The main provisions of the Bill are:
- Designed for small and micro companies (as defined by the Companies Act 2014) which represent 98% of companies in Ireland. A small company is defined as a business with under 50 employees and either a turnover of under €8.8 million or a balance sheet of under €4.4 million.
- An insolvency practitioner (who must be qualified to act as liquidator under the Companies Act) is appointed by the company to begin engagement with creditors and prepare a rescue plan. The rescue plan must satisfy the ‘best interest of creditors’ test and provide each creditor with a better outcome than a liquidation. In addition to this, no creditor may be unfairly prejudiced by the plan.
- Creditors are invited to vote on the rescue plan by day 42 of the insolvency practitioner’s appointment. The proceedings in relation to the required meetings of creditors are in keeping with existing provisions of the Companies Act.
- The rescue plan is approved without the requirement for court approval provided that a majority in value of an impaired class of creditors vote in favour of the proposal and no creditor raises an objection to the plan within the 21-day cooling off period which follows the vote. The approval mechanism is drawn from examinership and provides for a cross-class cramdown. This means that where one class of impaired creditor votes in favour of the plan, this decision can then be imposed on all classes of creditors.
- Where an objection to the rescue plan is raised, there is an automatic obligation on the company to seek the court’s approval.
- Concluded within a shorter period than examinership (examinerships can currently run for up to 150 days, SCARP seeks to arrive at a conclusion within 70 days, subject to extension where necessary for court applications).
- Has safeguards against irresponsible and dishonest director behaviour. Company directors will be subject to the existing restriction and disqualification regime provided for under the Companies Act. The Office of the Director of Corporate Enforcement also has a suite of powers to examine books and investigate, as appropriate, in line with that which is provided for in relation to liquidations, receiverships and examinerships.
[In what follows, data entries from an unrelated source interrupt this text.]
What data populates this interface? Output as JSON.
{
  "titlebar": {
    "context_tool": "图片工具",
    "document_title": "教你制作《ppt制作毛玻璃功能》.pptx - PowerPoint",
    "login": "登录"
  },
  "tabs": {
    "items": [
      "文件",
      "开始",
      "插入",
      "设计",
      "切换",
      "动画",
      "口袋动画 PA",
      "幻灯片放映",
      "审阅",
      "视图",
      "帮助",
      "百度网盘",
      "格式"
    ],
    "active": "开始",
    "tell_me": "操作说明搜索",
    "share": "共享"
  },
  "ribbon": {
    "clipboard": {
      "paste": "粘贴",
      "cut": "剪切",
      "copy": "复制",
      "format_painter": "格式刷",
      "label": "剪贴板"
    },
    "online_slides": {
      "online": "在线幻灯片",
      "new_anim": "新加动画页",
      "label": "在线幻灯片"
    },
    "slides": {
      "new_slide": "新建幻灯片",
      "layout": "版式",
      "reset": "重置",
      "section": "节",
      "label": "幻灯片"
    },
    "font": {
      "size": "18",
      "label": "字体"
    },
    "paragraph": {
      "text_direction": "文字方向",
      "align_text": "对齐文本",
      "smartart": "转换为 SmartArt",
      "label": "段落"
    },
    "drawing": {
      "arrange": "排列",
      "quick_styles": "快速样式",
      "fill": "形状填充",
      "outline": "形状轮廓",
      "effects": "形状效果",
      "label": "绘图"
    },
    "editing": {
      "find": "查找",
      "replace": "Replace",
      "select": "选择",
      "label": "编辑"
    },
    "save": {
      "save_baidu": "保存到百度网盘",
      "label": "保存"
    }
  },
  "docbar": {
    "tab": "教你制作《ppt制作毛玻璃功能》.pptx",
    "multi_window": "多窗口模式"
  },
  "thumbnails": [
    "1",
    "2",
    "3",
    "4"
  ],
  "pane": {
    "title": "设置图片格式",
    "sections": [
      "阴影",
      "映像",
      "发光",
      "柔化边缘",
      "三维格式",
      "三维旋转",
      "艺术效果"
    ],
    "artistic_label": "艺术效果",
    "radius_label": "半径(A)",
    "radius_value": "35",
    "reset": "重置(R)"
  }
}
- Provides that State creditors, the Department of Social Protection and the Revenue Commissioners may be excludable from the process. This means they may determine to opt out of the process on the basis of statutory grounds, for example if the company has a poor history of tax compliance
According to Troy, SCARP also incorporates safeguards for the protection of creditors:
• As there is no automatic stay on proceedings, creditors are not impaired by virtue of entry to the process.
• Creditors are afforded an opportunity to provide input to the process advisor (insolvency practitioner) upon his or her appointment to disclose any facts they consider material to the process.
• There are various enforcement provisions in relation to failure to comply with filing, notice and information obligations.
• The process advisor will be subject to the same reporting requirements as a liquidator.
• The current requirements in respect of restriction applications will also apply.
Minister Troy added: “While court involvement is limited, I am conscious the issue of corporate rescue extends far beyond the distressed company itself. As such, the process incorporates robust safeguards and reflects what I believe to be a fair balance of the sometimes competing interests of stakeholders.
“For example, state creditors will operate on an ‘opt-out basis’ on prescribed grounds such as if the company has a poor history of tax compliance. This should provide comfort to business that the state will not remove itself from the process for arbitrary reasons.”
The Bill further amends the Companies Act 2014 to progress recommendations made by the Company Law Review Group in relation to the provision of information to employees as creditors during a liquidation.
Susan Cosgrove of Cosgrove Gaynard Solicitors commented: “It is important to note that this process will not replace examinership which is still available to companies that do not by definition fall into the category of a small business.
“The new process is a welcome development for small businesses who previously may have been prevented from entering the examinership process due to associated costs and time frames involved.”